«Llegados a este punto, nos lo tenemos que plantear todo». Y todo implica también ir a unas nuevas elecciones autonómicas. La portavoz de JxCat, Elsa Artadi, fue muy cuidadosa ayer a la hora de no cerrar esa puerta, que había abierto días atrás el vicepresidente del Parlament por el mismo partido Josep Costa. Una respuesta a la negativa del juez Pablo Llarena a permitir la investidura de Jordi Sánchez que está en las antípodas de la de Esquerra, partido que insiste en la necesidad de formar gobierno ya para «resistir al embate del Estado».

En este contexto, la CUP ha vuelto a poner una vez más sobre la mesa el nombre de Carles Puigdemont, el único candidato al que los antisistema están dispuestos a otorgar sus votos. Una propuesta que Artadi asegura que sigue siendo la primera opción de su grupo, aunque en JxCat son mucho más conscientes que en la CUP de que la negativa de Esquerra a asumir nuevos costes penales para sus dirigentes es una barrera insalvable para Puigdemont, puesto que su investidura solo sería posible si Torrent y el resto de los miembros de la Mesa incurren en desobediencia al Tribunal Constitucional.

Artadi anuncia una reunión del grupo parlamentario de JxCat en Berlín con Puigdemont para acordar los próximos pasos

La esperada negativa del juez Llarena ha puesto, por tanto, al descubierto, la nueva división del independentismo. JxCat no quiere avanzar ningún movimiento antes de reunirse la próxima semana con el líder del partido, Carles Puigdemont, en Berlín. Y Artadi ha apuntado además a la necesidad de reunirse también con los dirigentes del partido en prisión preventiva: Jordi Sánchez, Jordi Turull y Josep Rull, los dos primeros candidatos fallidos a la investidura.

Antes de eso, Esquerra reclamaba ayer una reunión tripartita para analizar los pasos a seguir. «La concreción de los próximos pasos debe hacerse conjuntamente, por tanto, proponemos abrir puentes de diálogo y llegar a acuerdos conjuntos para recuperar efectivamente las instituciones y formar gobierno» advertía ayer el republicano Sergi Sabrià. En Esquerra son muy conscientes de que la línea política de confrontación abierta con el Estado puede dar réditos a la estrategia judicial de Puigdemont en Alemania, pero complica cada día que pasa la situación de los procesados en España, con Oriol Junqueras y Jordi Sánchez a la cabeza.

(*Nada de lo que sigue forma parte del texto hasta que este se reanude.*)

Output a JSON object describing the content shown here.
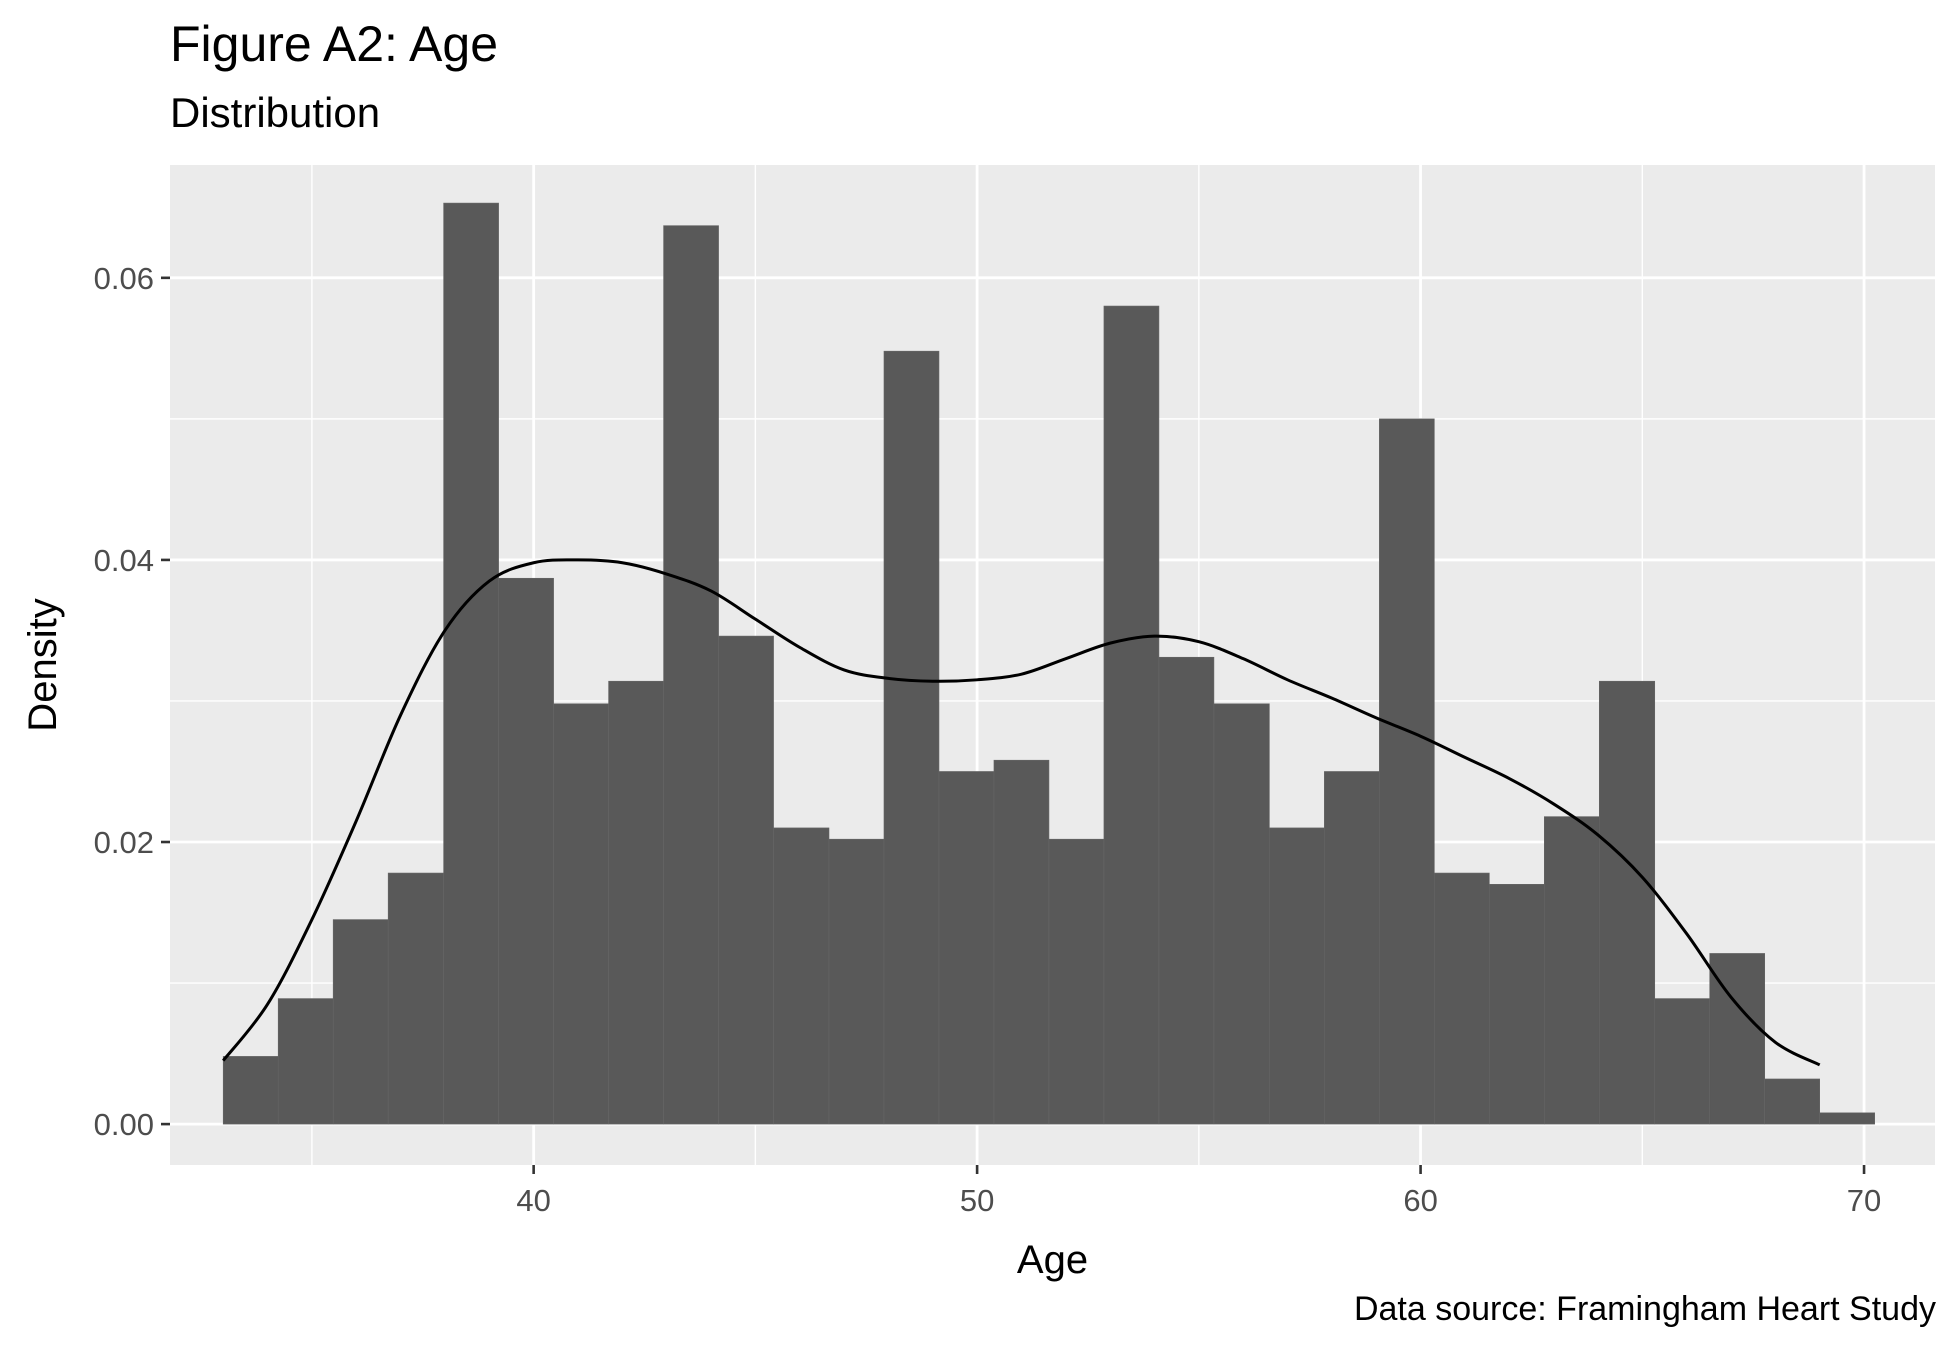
{
  "title": "Figure A2: Age",
  "subtitle": "Distribution",
  "caption": "Data source: Framingham Heart Study",
  "chart_data": {
    "type": "bar",
    "title": "Figure A2: Age",
    "subtitle": "Distribution",
    "xlabel": "Age",
    "ylabel": "Density",
    "xlim": [
      31.8,
      71.6
    ],
    "ylim": [
      -0.0029,
      0.068
    ],
    "x_ticks": [
      40,
      50,
      60,
      70
    ],
    "y_ticks": [
      0.0,
      0.02,
      0.04,
      0.06
    ],
    "y_tick_labels": [
      "0.00",
      "0.02",
      "0.04",
      "0.06"
    ],
    "grid": true,
    "bin_width": 1.2414,
    "bins": [
      {
        "x_start": 33.0,
        "x_end": 34.24,
        "density": 0.0048
      },
      {
        "x_start": 34.24,
        "x_end": 35.48,
        "density": 0.0089
      },
      {
        "x_start": 35.48,
        "x_end": 36.72,
        "density": 0.0145
      },
      {
        "x_start": 36.72,
        "x_end": 37.97,
        "density": 0.0178
      },
      {
        "x_start": 37.97,
        "x_end": 39.21,
        "density": 0.0653
      },
      {
        "x_start": 39.21,
        "x_end": 40.45,
        "density": 0.0387
      },
      {
        "x_start": 40.45,
        "x_end": 41.69,
        "density": 0.0298
      },
      {
        "x_start": 41.69,
        "x_end": 42.93,
        "density": 0.0314
      },
      {
        "x_start": 42.93,
        "x_end": 44.17,
        "density": 0.0637
      },
      {
        "x_start": 44.17,
        "x_end": 45.41,
        "density": 0.0346
      },
      {
        "x_start": 45.41,
        "x_end": 46.66,
        "density": 0.021
      },
      {
        "x_start": 46.66,
        "x_end": 47.9,
        "density": 0.0202
      },
      {
        "x_start": 47.9,
        "x_end": 49.14,
        "density": 0.0548
      },
      {
        "x_start": 49.14,
        "x_end": 50.38,
        "density": 0.025
      },
      {
        "x_start": 50.38,
        "x_end": 51.62,
        "density": 0.0258
      },
      {
        "x_start": 51.62,
        "x_end": 52.86,
        "density": 0.0202
      },
      {
        "x_start": 52.86,
        "x_end": 54.1,
        "density": 0.058
      },
      {
        "x_start": 54.1,
        "x_end": 55.34,
        "density": 0.0331
      },
      {
        "x_start": 55.34,
        "x_end": 56.59,
        "density": 0.0298
      },
      {
        "x_start": 56.59,
        "x_end": 57.83,
        "density": 0.021
      },
      {
        "x_start": 57.83,
        "x_end": 59.07,
        "density": 0.025
      },
      {
        "x_start": 59.07,
        "x_end": 60.31,
        "density": 0.05
      },
      {
        "x_start": 60.31,
        "x_end": 61.55,
        "density": 0.0178
      },
      {
        "x_start": 61.55,
        "x_end": 62.79,
        "density": 0.017
      },
      {
        "x_start": 62.79,
        "x_end": 64.03,
        "density": 0.0218
      },
      {
        "x_start": 64.03,
        "x_end": 65.28,
        "density": 0.0314
      },
      {
        "x_start": 65.28,
        "x_end": 66.52,
        "density": 0.0089
      },
      {
        "x_start": 66.52,
        "x_end": 67.76,
        "density": 0.0121
      },
      {
        "x_start": 67.76,
        "x_end": 69.0,
        "density": 0.0032
      },
      {
        "x_start": 69.0,
        "x_end": 70.24,
        "density": 0.0008
      }
    ],
    "density_curve": {
      "x": [
        33.0,
        34.0,
        35.0,
        36.0,
        37.0,
        38.0,
        39.0,
        40.0,
        41.0,
        42.0,
        43.0,
        44.0,
        45.0,
        46.0,
        47.0,
        48.0,
        49.0,
        50.0,
        51.0,
        52.0,
        53.0,
        54.0,
        55.0,
        56.0,
        57.0,
        58.0,
        59.0,
        60.0,
        61.0,
        62.0,
        63.0,
        64.0,
        65.0,
        66.0,
        67.0,
        68.0,
        69.0
      ],
      "y": [
        0.0045,
        0.0085,
        0.0145,
        0.0215,
        0.029,
        0.035,
        0.0385,
        0.0398,
        0.04,
        0.0398,
        0.039,
        0.0378,
        0.0358,
        0.0338,
        0.0322,
        0.0316,
        0.0314,
        0.0315,
        0.0319,
        0.033,
        0.0341,
        0.0346,
        0.0342,
        0.033,
        0.0315,
        0.0302,
        0.0288,
        0.0275,
        0.026,
        0.0245,
        0.0227,
        0.0205,
        0.0175,
        0.0135,
        0.009,
        0.0058,
        0.0042
      ]
    },
    "colors": {
      "panel_bg": "#EBEBEB",
      "grid": "#FFFFFF",
      "bar_fill": "#595959",
      "curve": "#000000",
      "tick_text": "#4D4D4D"
    }
  }
}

ERC sabe que la confrontación con el Estado puede dar réditos a Puigdemont, pero complica cada día que pasa la situación de los procesados en España, con Junqueras y Sánchez a la cabeza

La respuesta inmediata, el anuncio de una querella contra el juez Pablo Llarena por, supuestamente, conculcar los derechos políticos de Jordi Sánchez, se prefigura en este contexto como una respuesta de urgencia para aparentar acción y unidad. El independentismo no ofrece fisuras en su oposición al Tribunal Supremo, se divide cuando se trata de llegar a acuerdos para formar gobierno. La reunión extraordinaria de la Mesa del Parlament convocada hoy por Torrent analizará esta propuesta, que contará con el rechazo de los representantes de C’s y el PSC y la más que probable oposición de los letrados de la cámara, por lo que la iniciativa podría trasladarse a los partidos.

Mientras, los plazos corren hacia el 22 de mayo, fecha límite para investir un presidente antes de la convocatoria automática de nuevas elecciones. Para C’s, la conclusión de los últimos movimientos es clara: «no quieren gobernar». El partido naranja ya ha dejado claro que no permitirá la presentación de una querella contra el juez del Supremo y reclama insistentemente al independentismo que presente a un candidato viable y empiece a gobernar. Pero eso diluiría la estrategia de agitación que lidera Carles Puigdemont, y hoy por hoy no parece haber nadie en el bando independentista dispuesto a llevarle abiertamente la contraria.